Trash Talking [79]
Yoongi mengetuk-ngetukkan jarinya diatas meja pantry. Pria itu menunggu dengan sabar seseorang yang telah membuat janji dengannya pada pagi tadi. Entah dirinya yang terlalu bersemangat atau apa, bahkan ia sudah turun ke bawah lima menit sebelum jam istirahat makan siang.
Tangan kanannya membawa kemeja putih milik Jimin yang telah terlipat rapi. Sementara matanya memindai ke seluruh area kafetaria berjaga-jaga jika saja lelaki itu ternyata telah hadir disana.
Total sudah hampir lima belas menit dirinya menunggu.

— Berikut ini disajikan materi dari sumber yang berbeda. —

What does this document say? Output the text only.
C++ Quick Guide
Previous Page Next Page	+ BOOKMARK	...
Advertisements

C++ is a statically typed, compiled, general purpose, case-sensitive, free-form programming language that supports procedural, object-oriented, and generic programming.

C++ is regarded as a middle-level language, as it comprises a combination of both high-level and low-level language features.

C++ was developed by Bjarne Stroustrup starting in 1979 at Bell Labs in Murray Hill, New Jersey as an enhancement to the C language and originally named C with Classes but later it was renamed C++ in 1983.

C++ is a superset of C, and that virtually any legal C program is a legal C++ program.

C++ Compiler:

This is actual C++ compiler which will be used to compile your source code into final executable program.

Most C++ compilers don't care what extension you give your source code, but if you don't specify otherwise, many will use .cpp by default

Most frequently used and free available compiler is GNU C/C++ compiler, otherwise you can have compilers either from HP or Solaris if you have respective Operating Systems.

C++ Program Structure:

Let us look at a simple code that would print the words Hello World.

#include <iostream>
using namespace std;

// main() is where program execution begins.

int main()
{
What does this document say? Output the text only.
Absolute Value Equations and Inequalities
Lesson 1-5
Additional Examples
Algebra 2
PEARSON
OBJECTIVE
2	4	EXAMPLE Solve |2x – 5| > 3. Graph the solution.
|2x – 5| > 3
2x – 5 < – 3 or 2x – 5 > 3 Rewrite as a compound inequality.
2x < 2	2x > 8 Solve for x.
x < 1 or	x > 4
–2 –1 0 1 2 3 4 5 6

Tungkainya yang terasa lelah dibawa menuju ke meja yang kosong, memutuskan untuk duduk disana. Dirinya kembali menunggu Jimin sembari duduk dengan tenang. Ia tetap berusaha untuk bersabar karena di pikirannya mungkin saja Jimin sedang sibuk.
Memang sebetulnya ialah yang tidak tahu diri mengajak lelaki itu untuk jauh-jauh bertemu di bawah. Padahal meja kerja mereka pun tidak terlalu jauh jaraknya.
“Yoongi-ssi, maaf. Anda sudah menunggu lama, ya?”
Napas Jimin terdengar berhembus dengan sangat berat. Terlihat jelas jika lelaki itu berlari dari lantai atas untuk sampai kesini. Sebuah effort besar yang dikeluarkan oleh Jimin, dan begitu di hargai oleh Yoongi sendiri.
Yoongi menggeleng pelan, menyangkal jika dirinya telah menunggu lama disana hanya untuk menjaga perasaan Jimin. Memasang senyum terbaiknya yang ditunjukkan kepada lelaki itu. Menyapa seseorang dengan sejuta pesona di depannya secara lembut dan meminta Jimin untuk duduk terlebih dahulu di depannya.
Setidaknya untuk menarik napas walau hanya sejenak.
“Kenapa lari?”
“Saya lupa melihat jam, lalu saya teringat akan janji saya dengan anda. Makanya saya berlari karena mengira pasti anda menunggu lama disini.”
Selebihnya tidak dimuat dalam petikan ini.